In recognition of all these problems, the UK Government allocated £240 million to support the President’s recovery plan in Sierra Leone. The strengthening of health systems, as well as women’s education, health and empowerment have been high priorities. However, there are also a number of deep-rooted structural challenges that have to be faced. Next year, there will be elections in Sierra Leone and constitutional changes are proposed. I know from my visits to the Parliament there how underresourced it is and how difficult it is for MPs to act as a constituency advocates, particularly for the poorest in Sierra Leonean society. I hope that the Minister can reassure me that the strengthening of parliamentary democracy will remain a priority for the UK.

There is a specific issue on which I would be grateful for comments from the Minister. One of the main pillars of DfID support has been the Saving Lives programme, to which £150 million was pledged over five years and which focused particularly on improving the availability of reproductive, maternal, neonatal, child and adolescent health services by 2021. Several UK-based NGOs involved in these areas have flagged concerns to me about the management of that programme; about abrupt changes late in the setting of contracts; and about whether funding has been reduced and resources diverted to other areas. I hope the Minister can give me some reassurance about the programme and assurance that UK NGOs and institutions which have worked for decades in Sierra Leone will be supported by DfID in their future work.

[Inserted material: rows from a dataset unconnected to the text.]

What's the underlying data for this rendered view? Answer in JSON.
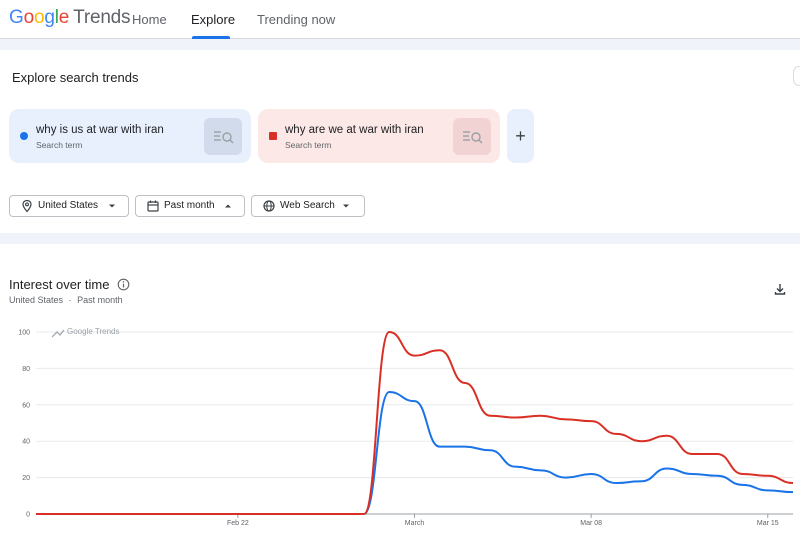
{
  "header": {
    "logo_google": [
      "G",
      "o",
      "o",
      "g",
      "l",
      "e"
    ],
    "logo_trends": "Trends",
    "nav": {
      "home": "Home",
      "explore": "Explore",
      "trending": "Trending now"
    }
  },
  "explore": {
    "title": "Explore search trends",
    "terms": [
      {
        "text": "why is us at war with iran",
        "subtitle": "Search term",
        "color": "#1a73e8"
      },
      {
        "text": "why are we at war with iran",
        "subtitle": "Search term",
        "color": "#d93025"
      }
    ],
    "add_label": "+",
    "filters": {
      "location": "United States",
      "time": "Past month",
      "property": "Web Search"
    }
  },
  "interest": {
    "title": "Interest over time",
    "location": "United States",
    "separator": "·",
    "period": "Past month",
    "watermark": "Google Trends"
  },
  "chart_data": {
    "type": "line",
    "ylim": [
      0,
      100
    ],
    "yticks": [
      0,
      20,
      40,
      60,
      80,
      100
    ],
    "grid": true,
    "x_tick_labels": [
      "Feb 22",
      "March",
      "Mar 08",
      "Mar 15"
    ],
    "x": [
      "Feb 14",
      "Feb 15",
      "Feb 16",
      "Feb 17",
      "Feb 18",
      "Feb 19",
      "Feb 20",
      "Feb 21",
      "Feb 22",
      "Feb 23",
      "Feb 24",
      "Feb 25",
      "Feb 26",
      "Feb 27",
      "Feb 28",
      "Mar 01",
      "Mar 02",
      "Mar 03",
      "Mar 04",
      "Mar 05",
      "Mar 06",
      "Mar 07",
      "Mar 08",
      "Mar 09",
      "Mar 10",
      "Mar 11",
      "Mar 12",
      "Mar 13",
      "Mar 14",
      "Mar 15",
      "Mar 16"
    ],
    "series": [
      {
        "color": "#1a73e8",
        "values": [
          0,
          0,
          0,
          0,
          0,
          0,
          0,
          0,
          0,
          0,
          0,
          0,
          0,
          0,
          67,
          62,
          37,
          37,
          35,
          26,
          24,
          20,
          22,
          17,
          18,
          25,
          22,
          21,
          16,
          13,
          12
        ]
      },
      {
        "color": "#d93025",
        "values": [
          0,
          0,
          0,
          0,
          0,
          0,
          0,
          0,
          0,
          0,
          0,
          0,
          0,
          0,
          100,
          87,
          90,
          72,
          54,
          53,
          54,
          52,
          51,
          44,
          40,
          43,
          33,
          33,
          22,
          21,
          17
        ]
      }
    ]
  }
}
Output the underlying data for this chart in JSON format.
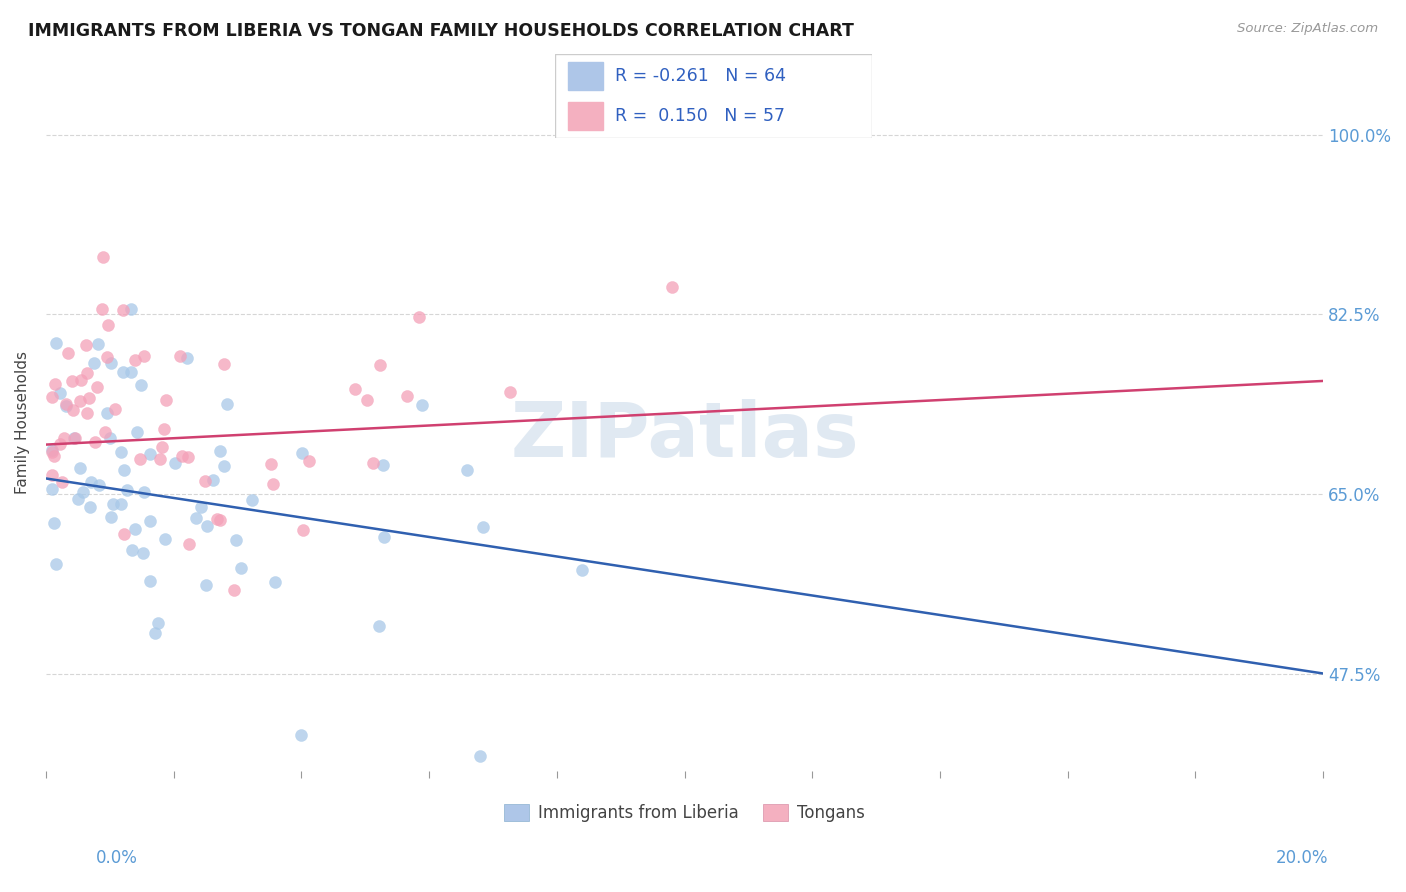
{
  "title": "IMMIGRANTS FROM LIBERIA VS TONGAN FAMILY HOUSEHOLDS CORRELATION CHART",
  "source": "Source: ZipAtlas.com",
  "ylabel": "Family Households",
  "y_ticks": [
    "47.5%",
    "65.0%",
    "82.5%",
    "100.0%"
  ],
  "y_tick_vals": [
    0.475,
    0.65,
    0.825,
    1.0
  ],
  "x_range": [
    0.0,
    0.2
  ],
  "y_range": [
    0.38,
    1.06
  ],
  "liberia_color": "#a8c8e8",
  "tongan_color": "#f4a0b8",
  "liberia_line_color": "#3060b0",
  "tongan_line_color": "#d04070",
  "watermark_text": "ZIPatlas",
  "liberia_R": -0.261,
  "liberia_N": 64,
  "tongan_R": 0.15,
  "tongan_N": 57,
  "legend_blue_color": "#aec6e8",
  "legend_pink_color": "#f4b0c0",
  "bottom_legend_blue": "Immigrants from Liberia",
  "bottom_legend_pink": "Tongans"
}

One of the lessons from the Ebola crisis was how, in the end, the Sierra Leonean Government, international donors, NGOs and community groups worked effectively together to defeat the outbreak. In the long, hard slog ahead, not just to recover from the effects of Ebola but for Sierra Leone to become a thriving, successful, democratic country within Africa, that commitment to integrated and sustained effort will be necessary once again. I hope that our DfID representatives in the country and our high commission will take the lead in ensuring that sort of co-operation. Most of all, I hope that the Minister will be able to assure us today that Her Majesty’s Government are committed to working with the Government of Sierra Leone and other partners across a wide range of fronts: economic development and increasing the tax base; health infrastructure; water and sanitation; the empowerment of women; and, perhaps especially, the horribly high rates of FGM and what can be done to reduce them. I hope that Her Majesty’s Government will agree to commit the necessary resources to meet all those challenges, not just in the short term but for the sustained, long-term effort that will be necessary for success.